January 25, 2017
The title of this blog post should come as no surprise to anyone who enjoys Pinot Noir. Although Edwards was the founding winemaker at Matanzas Creek and put their Sauvignon Blanc on the map, her specialty now is Pinot Noir. She added an excellent Sauvignon Blanc to her offerings several years ago, and is now off to a flyting start with Chardonnay as well, but superb Pinots remain the calling cards for her eponymous winery.

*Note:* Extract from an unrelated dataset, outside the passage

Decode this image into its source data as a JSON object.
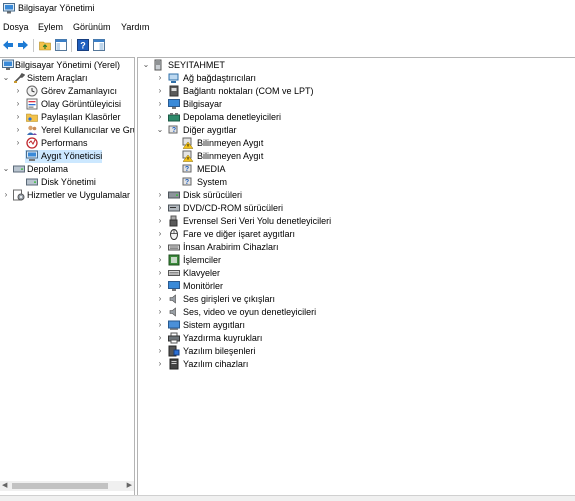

Edwards makes two regional Pinot Noirs, one from Sonoma Coast and one from Russian River Valley. In addition she makes up to six vineyard-specific wines and a Reserve bottling. Though they are all significantly different (these vineyard designations are not mere marketing ploys), three threads of stylistic continuity run through them.
First, they are robust wines reflecting California’s climate. She is not aiming to make Burgundy--she makes California Pinot Noir. That said, they do not fall into what I refer to as the “Pinot Syrah” category of over ripe, over extracted wine. Second, their texture is suave and velvety despite plenty of structure that keeps them lively. Third, they’re exciting to taste--and drink--because they evolve with time in the glass. These are wines to savor.
Here are notes on a terrific set of current releases:
Merry Edwards, Russian River Valley (Sonoma County, California) Pinot Noir Meredith Estate 2014 ($63): The pick of an exceptional litter at this stage, Merry Edwards’ Meredith Estate Pinot Noir says wow! It’s a wonderfully complex mixture of dark fruit and savory flavors. Both glossy and chewy (in a nice way) its contrasts continue to captivate throughout a meal. It delivers New World opulence without a hint of exaggeration or flamboyance.
Merry Edwards, Russian River Valley (Sonoma County, California) Pinot Noir Coopersmith 2014 ($66): Merry Edwards’ Coopersmith bottling, similar to the Meredith Estate, delivers refined black fruit flavors enrobed in suave tannins. There’s also an alluring smoky or slightly toasted aspect to it. It’s long and captivating. Part of this wine’s excitement is that it is, indeed, different from the Meredith. Open them side-by-side with a group of friends and I suspect you’d get a pretty even split regarding preference. Another tell-tale sign of greatness is how beautifully this wine -- and all her others -- showed the next day.
Merry Edwards, Russian River Valley (Sonoma County, California) Pinot Noir Olivet Lane 2014 ($68): There are fewer savory elements in Merry Edwards’ Olivet Lane compared to the Coopersmith and Meredith, but the crystalline purity of the red fruit flavors is astounding. The savory slightly mushroom-y nuances appear with time, with reinforces an important point when drinking (or tasting) her wines. They develop in front of your eyes over hours so these are wines to savor and think about while you eat.
Merry Edwards, Russian River Valley (Sonoma County, California) Pinot Noir Flax Vineyard 2014 ($60): The Flax Vineyard bottling bombards the palette -- in a very nice way -- with lovely aromatics and juicy dark red fruit. It speaks directly to you. Savory elements appear, almost reluctantly, but then persist through a long finish. Similar to her other Pinot Noirs, the tannins are suave giving the wine a velvety texture.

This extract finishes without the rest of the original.